Studious Student Problem Analysis

You’ve been given a list of words to study and memorize. Being a diligent student of language and the arts, you’ve decided to not study them at all and instead make up pointless games based on them. One game you’ve come up with is to see how you can concatenate the words to generate the lexicographically lowest possible string.

Input
As input for playing this game you will receive a text file containing an integer N, the number of word sets you need to play your game against. This will be followed by N word sets, each starting with an integer M, the number of words in the set, followed by M words. All tokens in the input will be separated by some whitespace and, aside from N and M, will consist entirely of lowercase letters.

Output

Your submission should contain the lexicographically shortest strings for each corresponding word set, one per line and in order.

Constraints

1 <= N <= 100
1 <= M <= 9
1 <= all word lengths <= 10

Here is my problem analysis for Facebook Hacker Cup Qualification Round: Studious Student.

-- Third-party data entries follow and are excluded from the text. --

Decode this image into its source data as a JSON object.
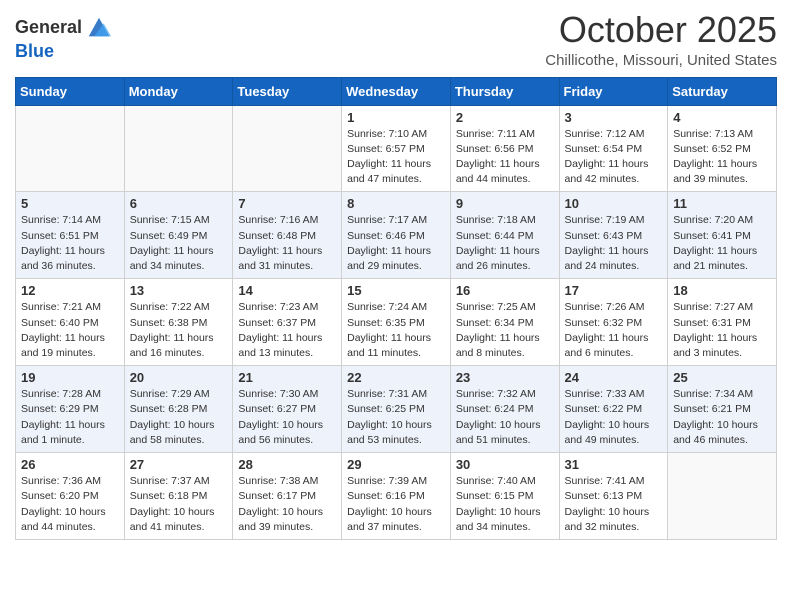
{
  "header": {
    "logo_general": "General",
    "logo_blue": "Blue",
    "month_title": "October 2025",
    "location": "Chillicothe, Missouri, United States"
  },
  "weekdays": [
    "Sunday",
    "Monday",
    "Tuesday",
    "Wednesday",
    "Thursday",
    "Friday",
    "Saturday"
  ],
  "weeks": [
    [
      {
        "day": "",
        "sunrise": "",
        "sunset": "",
        "daylight": ""
      },
      {
        "day": "",
        "sunrise": "",
        "sunset": "",
        "daylight": ""
      },
      {
        "day": "",
        "sunrise": "",
        "sunset": "",
        "daylight": ""
      },
      {
        "day": "1",
        "sunrise": "Sunrise: 7:10 AM",
        "sunset": "Sunset: 6:57 PM",
        "daylight": "Daylight: 11 hours and 47 minutes."
      },
      {
        "day": "2",
        "sunrise": "Sunrise: 7:11 AM",
        "sunset": "Sunset: 6:56 PM",
        "daylight": "Daylight: 11 hours and 44 minutes."
      },
      {
        "day": "3",
        "sunrise": "Sunrise: 7:12 AM",
        "sunset": "Sunset: 6:54 PM",
        "daylight": "Daylight: 11 hours and 42 minutes."
      },
      {
        "day": "4",
        "sunrise": "Sunrise: 7:13 AM",
        "sunset": "Sunset: 6:52 PM",
        "daylight": "Daylight: 11 hours and 39 minutes."
      }
    ],
    [
      {
        "day": "5",
        "sunrise": "Sunrise: 7:14 AM",
        "sunset": "Sunset: 6:51 PM",
        "daylight": "Daylight: 11 hours and 36 minutes."
      },
      {
        "day": "6",
        "sunrise": "Sunrise: 7:15 AM",
        "sunset": "Sunset: 6:49 PM",
        "daylight": "Daylight: 11 hours and 34 minutes."
      },
      {
        "day": "7",
        "sunrise": "Sunrise: 7:16 AM",
        "sunset": "Sunset: 6:48 PM",
        "daylight": "Daylight: 11 hours and 31 minutes."
      },
      {
        "day": "8",
        "sunrise": "Sunrise: 7:17 AM",
        "sunset": "Sunset: 6:46 PM",
        "daylight": "Daylight: 11 hours and 29 minutes."
      },
      {
        "day": "9",
        "sunrise": "Sunrise: 7:18 AM",
        "sunset": "Sunset: 6:44 PM",
        "daylight": "Daylight: 11 hours and 26 minutes."
      },
      {
        "day": "10",
        "sunrise": "Sunrise: 7:19 AM",
        "sunset": "Sunset: 6:43 PM",
        "daylight": "Daylight: 11 hours and 24 minutes."
      },
      {
        "day": "11",
        "sunrise": "Sunrise: 7:20 AM",
        "sunset": "Sunset: 6:41 PM",
        "daylight": "Daylight: 11 hours and 21 minutes."
      }
    ],
    [
      {
        "day": "12",
        "sunrise": "Sunrise: 7:21 AM",
        "sunset": "Sunset: 6:40 PM",
        "daylight": "Daylight: 11 hours and 19 minutes."
      },
      {
        "day": "13",
        "sunrise": "Sunrise: 7:22 AM",
        "sunset": "Sunset: 6:38 PM",
        "daylight": "Daylight: 11 hours and 16 minutes."
      },
      {
        "day": "14",
        "sunrise": "Sunrise: 7:23 AM",
        "sunset": "Sunset: 6:37 PM",
        "daylight": "Daylight: 11 hours and 13 minutes."
      },
      {
        "day": "15",
        "sunrise": "Sunrise: 7:24 AM",
        "sunset": "Sunset: 6:35 PM",
        "daylight": "Daylight: 11 hours and 11 minutes."
      },
      {
        "day": "16",
        "sunrise": "Sunrise: 7:25 AM",
        "sunset": "Sunset: 6:34 PM",
        "daylight": "Daylight: 11 hours and 8 minutes."
      },
      {
        "day": "17",
        "sunrise": "Sunrise: 7:26 AM",
        "sunset": "Sunset: 6:32 PM",
        "daylight": "Daylight: 11 hours and 6 minutes."
      },
      {
        "day": "18",
        "sunrise": "Sunrise: 7:27 AM",
        "sunset": "Sunset: 6:31 PM",
        "daylight": "Daylight: 11 hours and 3 minutes."
      }
    ],
    [
      {
        "day": "19",
        "sunrise": "Sunrise: 7:28 AM",
        "sunset": "Sunset: 6:29 PM",
        "daylight": "Daylight: 11 hours and 1 minute."
      },
      {
        "day": "20",
        "sunrise": "Sunrise: 7:29 AM",
        "sunset": "Sunset: 6:28 PM",
        "daylight": "Daylight: 10 hours and 58 minutes."
      },
      {
        "day": "21",
        "sunrise": "Sunrise: 7:30 AM",
        "sunset": "Sunset: 6:27 PM",
        "daylight": "Daylight: 10 hours and 56 minutes."
      },
      {
        "day": "22",
        "sunrise": "Sunrise: 7:31 AM",
        "sunset": "Sunset: 6:25 PM",
        "daylight": "Daylight: 10 hours and 53 minutes."
      },
      {
        "day": "23",
        "sunrise": "Sunrise: 7:32 AM",
        "sunset": "Sunset: 6:24 PM",
        "daylight": "Daylight: 10 hours and 51 minutes."
      },
      {
        "day": "24",
        "sunrise": "Sunrise: 7:33 AM",
        "sunset": "Sunset: 6:22 PM",
        "daylight": "Daylight: 10 hours and 49 minutes."
      },
      {
        "day": "25",
        "sunrise": "Sunrise: 7:34 AM",
        "sunset": "Sunset: 6:21 PM",
        "daylight": "Daylight: 10 hours and 46 minutes."
      }
    ],
    [
      {
        "day": "26",
        "sunrise": "Sunrise: 7:36 AM",
        "sunset": "Sunset: 6:20 PM",
        "daylight": "Daylight: 10 hours and 44 minutes."
      },
      {
        "day": "27",
        "sunrise": "Sunrise: 7:37 AM",
        "sunset": "Sunset: 6:18 PM",
        "daylight": "Daylight: 10 hours and 41 minutes."
      },
      {
        "day": "28",
        "sunrise": "Sunrise: 7:38 AM",
        "sunset": "Sunset: 6:17 PM",
        "daylight": "Daylight: 10 hours and 39 minutes."
      },
      {
        "day": "29",
        "sunrise": "Sunrise: 7:39 AM",
        "sunset": "Sunset: 6:16 PM",
        "daylight": "Daylight: 10 hours and 37 minutes."
      },
      {
        "day": "30",
        "sunrise": "Sunrise: 7:40 AM",
        "sunset": "Sunset: 6:15 PM",
        "daylight": "Daylight: 10 hours and 34 minutes."
      },
      {
        "day": "31",
        "sunrise": "Sunrise: 7:41 AM",
        "sunset": "Sunset: 6:13 PM",
        "daylight": "Daylight: 10 hours and 32 minutes."
      },
      {
        "day": "",
        "sunrise": "",
        "sunset": "",
        "daylight": ""
      }
    ]
  ]
}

Studious Student Problem Analysis:
As I mentioned, this problem is not as straight forward as you think it might be. The first most natural way to approach this problem is sorting. Most people will reason that you can sort and concatenate each individual word together to form the lexicographically smallest string. This is incorrect, as illustrated in one of the sample inputs:

jibw ji jp bw jibw

By sorting and concatenate, the answer is:

bwjijibwjibwjp,

while the correct answer should be:

bwjibwjibwjijp.

Lexicographical order is also known as dictionary order, since it is how the words are ordered in the dictionary.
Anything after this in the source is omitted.